'Sonic the Hedgehog 3' Review: Keanu Reeves and Jim Carrey Double the Excitement in a Zippy Sequel

"Sonic the Hedgehog 3" is wired-up, synthetic pleasure. It's a frivolous child film that moves at the speed of your thoughts when playing video games. Video-game films seldom have that quality; they are typically overproduced and dreary. However, "Sonic 3" lends hyperactivity a positive label. Jeff Fowler, who directed all three of these films, is a faster and wittier energy magician than he was when he filmed the first "Sonic" in 2020.

'Sonic the Hedgehog 3.'
Paramount Pictures and Sega of America, Inc

"Sonic the Hedgehog 3" is a vivaciously produced throwaway, yet its attitude is reminiscent of the beautiful tomfoolery of "The Super Mario Bros. Movie" and "Ralph Breaks the Internet." And it is anything but mindless. Though it never says it, the entire film — nuclear light displays, a plan to blow up the globe, a squad of heroes who can run circles around physics — is a mockery of the grandiosity that has come to define superhero films. It's reminiscent of a late Marvel extravaganza that never forgets how ridiculous it is.

The film jumps across time, with a backstory established 50 years ago, and surrounds Ben Schwartz's amiable, courageous Sonic, the speed-demon Sega mascot, with enough rival anthropomorphic furballs to keep our sympathies whirling. There are numerous major new characters, most notably Shadow, a red-striped black hedgehog produced by a secret government operation and positioned as Sonic's revenge-seeking enemy. At first that makes you think you aren’t supposed to like him — but Shadow is voiced, by Keanu Reeves, in tones of deepest resonance that draw us into his plight.
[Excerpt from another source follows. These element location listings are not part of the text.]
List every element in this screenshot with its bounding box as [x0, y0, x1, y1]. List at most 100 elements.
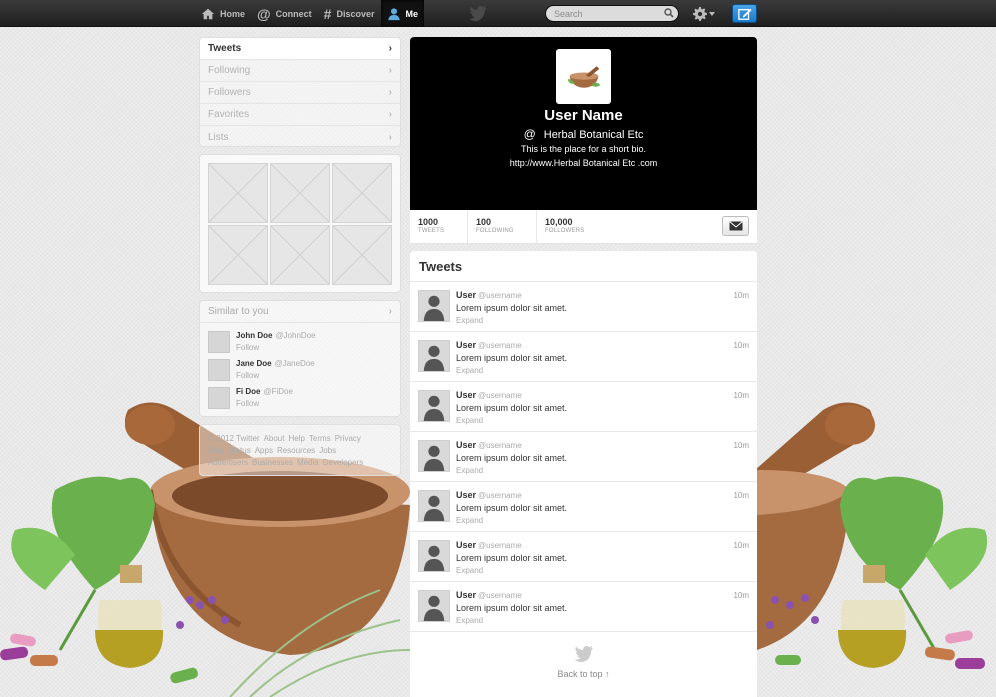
tweet-item[interactable]: User @username 10m Lorem ipsum dolor sit …: [410, 282, 757, 332]
tweet-expand-link[interactable]: Expand: [456, 466, 749, 475]
user-name: John Doe: [236, 331, 273, 340]
avatar[interactable]: [418, 490, 450, 522]
photo-thumbnail[interactable]: [270, 163, 330, 223]
similar-user-name[interactable]: Fi Doe @FiDoe: [236, 387, 293, 396]
nav-discover-label: Discover: [336, 8, 375, 19]
stat-following[interactable]: 100 FOLLOWING: [468, 210, 537, 243]
similar-header[interactable]: Similar to you ›: [200, 301, 400, 323]
photo-thumbnail[interactable]: [270, 225, 330, 285]
tweet-time[interactable]: 10m: [733, 291, 749, 300]
avatar[interactable]: [418, 440, 450, 472]
sidebar-item-label: Followers: [208, 87, 251, 98]
tweet-expand-link[interactable]: Expand: [456, 366, 749, 375]
search-input[interactable]: [545, 5, 679, 22]
twitter-bird-icon[interactable]: [469, 6, 487, 21]
nav-connect[interactable]: @ Connect: [251, 0, 318, 27]
tweet-item[interactable]: User @username 10m Lorem ipsum dolor sit …: [410, 582, 757, 632]
sidebar-item-followers[interactable]: Followers ›: [200, 82, 400, 104]
tweet-handle: @username: [478, 341, 522, 350]
avatar[interactable]: [418, 390, 450, 422]
footer-link-jobs[interactable]: Jobs: [319, 446, 336, 455]
at-icon: @: [257, 5, 271, 22]
footer-link-advertisers[interactable]: Advertisers: [208, 458, 248, 467]
tweet-time[interactable]: 10m: [733, 541, 749, 550]
footer-link-blog[interactable]: Blog: [208, 446, 224, 455]
tweet-user[interactable]: User: [456, 590, 476, 600]
tweet-user[interactable]: User: [456, 440, 476, 450]
back-to-top-link[interactable]: Back to top ↑: [557, 669, 609, 679]
stat-tweets[interactable]: 1000 TWEETS: [410, 210, 468, 243]
tweet-expand-link[interactable]: Expand: [456, 616, 749, 625]
avatar[interactable]: [208, 387, 230, 409]
similar-user-name[interactable]: Jane Doe @JaneDoe: [236, 359, 315, 368]
tweet-item[interactable]: User @username 10m Lorem ipsum dolor sit …: [410, 482, 757, 532]
footer-link-help[interactable]: Help: [288, 434, 304, 443]
profile-url[interactable]: http://www.Herbal Botanical Etc .com: [410, 158, 757, 168]
avatar[interactable]: [418, 340, 450, 372]
sidebar-item-following[interactable]: Following ›: [200, 60, 400, 82]
nav-discover[interactable]: # Discover: [318, 0, 381, 27]
sidebar-item-favorites[interactable]: Favorites ›: [200, 104, 400, 126]
tweet-time[interactable]: 10m: [733, 441, 749, 450]
nav-me[interactable]: Me: [380, 0, 425, 27]
avatar[interactable]: [418, 590, 450, 622]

And Jim Carrey gets to deliver an epic performance that surpasses everything he's done in these films. He now plays two characters: the familiar Dr. Ivo Robotnik, a bad guy we know from the inside out, and Robotnik's grandfather, Gerald Robotnik, who looks like an older version of him (mottled skin, the same distended kielbasa of a mustache, only white), but is also a more hard-ass, cranky, and devious version. This type of dual performance has been seen a million times (the film makes a meta joke about it), yet it works well for Carrey, a performer who is always conversing with himself. The interaction between the two Robotniks has a contentious quality that elevates the movie. They're battling megalomaniacs, and poor Ivo believes he's finally found someone in the world who loves him. As the truth of their connection emerges, so does Carrey's sarcasm. "Oh, look, a nano-fist," exclaims Ivo. "I haven't seen one of those since I hate-watched 'Green Lantern' in 2011!"

The narrative makes way for the Master Emerald, the super-powered jewel introduced in the last "Sonic" film, as well as Tails the fox (Colleen O'Shaughnessy) and Knuckles the echidna (Idris Elba), who have joined Sonic's super-critter-hero squad. But the true star is Fowler's shape-shifting filmmaking, which is clever enough to indulge in blockbuster excess while also skewering it.